Film dur et extrêmement cru, HAUTE TENSION est une incroyable réussite dans sa volonté de se rapprocher des survival old school auxquels il rend hommage. Les auteurs ont tout compris au (sous) genre et modernisent leur copie avec brio. Il n'est plus question à notre époque de jouer sur le côté outrancièrement granuleux de la pellicule 16 mm pour faire naître le glauque, alors HAUTE TENSION va miser sur une photographie très travaillée qui va mettre en relief les textures et les matières afin de provoquer «esthétiquement» le malaise. En revanche, les effets spéciaux sont restés à l'ancienne. Ultime clin d'œil, ces derniers sont signés par Giannetto De Rossi, star du maquillage classique (chez Fellini ou encore Leone) et du maquillage gore (on lui doit les zombies de Lucio Fulci).
HAUTE TENSION est bien entendu un film sous influence, mais il trouve pourtant une parade intelligente au schéma traditionnel de la victime poursuivie par son bourreau. Dans l'absolu, c'est Alex (joué par Maïwenn le Besco) qui tient le rôle de la proie puisqu'elle est séquestrée par le tueur après le massacre de sa famille. Or c'est Marie (Cécile de France) qui va devenir le personnage principal grâce à une torsion maligne des lignes directrices du genre : étant invitée exceptionnelle dans la maison d'Alex, Marie parvient à tromper la vigilance de l'assassin en masquant sa présence.
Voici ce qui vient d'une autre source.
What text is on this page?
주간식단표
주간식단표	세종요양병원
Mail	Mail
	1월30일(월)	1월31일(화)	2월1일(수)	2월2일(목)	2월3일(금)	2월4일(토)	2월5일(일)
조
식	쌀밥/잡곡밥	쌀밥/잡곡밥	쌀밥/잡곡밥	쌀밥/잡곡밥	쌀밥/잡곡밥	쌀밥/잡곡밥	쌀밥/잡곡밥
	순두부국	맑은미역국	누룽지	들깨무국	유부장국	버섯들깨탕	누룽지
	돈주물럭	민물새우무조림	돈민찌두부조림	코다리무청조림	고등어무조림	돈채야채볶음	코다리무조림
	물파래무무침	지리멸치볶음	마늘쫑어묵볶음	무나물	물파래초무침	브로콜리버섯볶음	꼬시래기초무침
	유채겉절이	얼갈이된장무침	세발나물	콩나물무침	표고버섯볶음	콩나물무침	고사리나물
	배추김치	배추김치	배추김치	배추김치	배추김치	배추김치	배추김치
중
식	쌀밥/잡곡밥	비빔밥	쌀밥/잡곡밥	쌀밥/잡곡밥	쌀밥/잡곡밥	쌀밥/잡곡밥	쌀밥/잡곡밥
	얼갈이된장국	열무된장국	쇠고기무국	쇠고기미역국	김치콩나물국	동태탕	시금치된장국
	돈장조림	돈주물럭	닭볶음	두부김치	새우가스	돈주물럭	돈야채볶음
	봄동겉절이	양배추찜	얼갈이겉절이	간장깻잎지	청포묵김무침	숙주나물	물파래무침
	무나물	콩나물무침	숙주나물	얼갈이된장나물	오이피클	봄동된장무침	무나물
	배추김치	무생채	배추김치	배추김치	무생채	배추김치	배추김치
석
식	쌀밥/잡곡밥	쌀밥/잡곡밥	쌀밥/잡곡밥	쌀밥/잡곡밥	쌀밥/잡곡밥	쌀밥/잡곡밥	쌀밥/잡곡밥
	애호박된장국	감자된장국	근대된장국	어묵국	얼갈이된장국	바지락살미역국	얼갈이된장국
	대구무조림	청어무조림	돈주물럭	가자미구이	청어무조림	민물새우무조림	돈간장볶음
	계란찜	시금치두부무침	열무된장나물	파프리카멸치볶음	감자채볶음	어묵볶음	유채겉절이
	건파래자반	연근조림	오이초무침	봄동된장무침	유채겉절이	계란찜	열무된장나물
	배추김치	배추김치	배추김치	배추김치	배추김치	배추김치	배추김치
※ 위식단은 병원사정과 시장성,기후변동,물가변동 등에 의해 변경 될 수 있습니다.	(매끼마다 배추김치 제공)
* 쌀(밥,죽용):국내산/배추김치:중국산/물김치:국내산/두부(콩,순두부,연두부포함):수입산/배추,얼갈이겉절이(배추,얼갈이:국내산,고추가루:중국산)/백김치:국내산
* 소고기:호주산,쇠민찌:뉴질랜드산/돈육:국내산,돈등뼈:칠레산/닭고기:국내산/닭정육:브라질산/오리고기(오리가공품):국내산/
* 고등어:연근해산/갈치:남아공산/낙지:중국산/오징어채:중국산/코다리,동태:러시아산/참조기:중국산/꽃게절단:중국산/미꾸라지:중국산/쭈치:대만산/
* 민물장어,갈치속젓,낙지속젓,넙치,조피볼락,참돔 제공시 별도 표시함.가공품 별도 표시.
Cette dernière va alors se mettre aux trousses du bourreau dans le but de sauver son amie enlevée, créant de ce fait un paradoxe intéressant puisque c'est elle-même qui va à l'encontre de son bourreau.
Dans un survival, où l'histoire consiste en gros à savoir si les personnages vont vivre ou mourir, c'est bel et bien la mise en scène la star du film. Bien que jeune cinéaste, Aja fait preuve ici d'une maîtrise incroyable. Le film possède un sens du rythme parfait, alternant moments forts et mise en longueur des plus terribles pour les nerfs du spectateur. Selon une recette connue mais très efficace, la stabilité de la caméra se cale sur le degré de peur des scènes. Mais c'est surtout le travail sur le son qui impressionne. Que se soit par la mise en avant d'éléments sonores incongrus (comme la respiration asthmatique du tueur) ou leur spatialisation (car une victime bien cachée ne peut se baser que sur le son pour appréhender le danger), HAUTE TENSION donne une dimension très immersive aux horreurs commises à l'écran.
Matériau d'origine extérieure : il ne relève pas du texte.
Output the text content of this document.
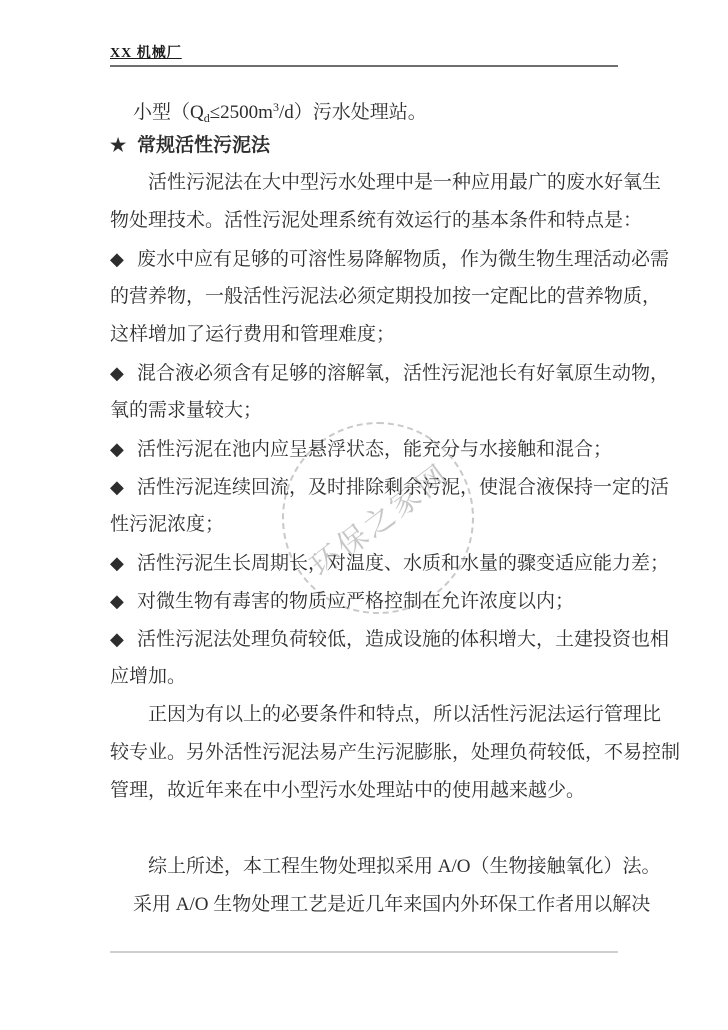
XX 机械厂
环保之家网
小型$(Q_d\le 2500m^3/d)$污水处理站。
★ 常规活性污泥法
活性污泥法在大中型污水处理中是一种应用最广的废水好氧生
物处理技术。活性污泥处理系统有效运行的基本条件和特点是：
◆ 废水中应有足够的可溶性易降解物质，作为微生物生理活动必需
的营养物，一般活性污泥法必须定期投加按一定配比的营养物质，
这样增加了运行费用和管理难度；
◆ 混合液必须含有足够的溶解氧，活性污泥池长有好氧原生动物，
氧的需求量较大；
◆ 活性污泥在池内应呈悬浮状态，能充分与水接触和混合；
◆ 活性污泥连续回流，及时排除剩余污泥，使混合液保持一定的活
性污泥浓度；
◆ 活性污泥生长周期长，对温度、水质和水量的骤变适应能力差；
◆ 对微生物有毒害的物质应严格控制在允许浓度以内；
◆ 活性污泥法处理负荷较低，造成设施的体积增大，土建投资也相
应增加。
正因为有以上的必要条件和特点，所以活性污泥法运行管理比
较专业。另外活性污泥法易产生污泥膨胀，处理负荷较低，不易控制
管理，故近年来在中小型污水处理站中的使用越来越少。
综上所述，本工程生物处理拟采用 A/O（生物接触氧化）法。
采用 A/O 生物处理工艺是近几年来国内外环保工作者用以解决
Le cinéma français n'étant guère coutumier du genre fantastique, qui plus est du gore ou du survival, on pourrait craindre de la part des acteurs un jeu un peu en décalage avec le premier degré de son sujet. Là encore, l'erreur est évitée grâce à une direction et à des comédiens en très grande forme. Le duo Maïwenn / Cécile de France se fond dans l'horreur et l'extrême de manière très convaincante car très physique, y compris dans les scènes de dialogues. De son côté, Philippe Nahon offre un jeu moins surprenant du fait de la marge de manœuvre de son personnage (c'est avant tout une silhouette) mais s'avère néanmoins parfait dès que le scénario lui autorise un peu plus d'épaisseur (voir la scène de la station service).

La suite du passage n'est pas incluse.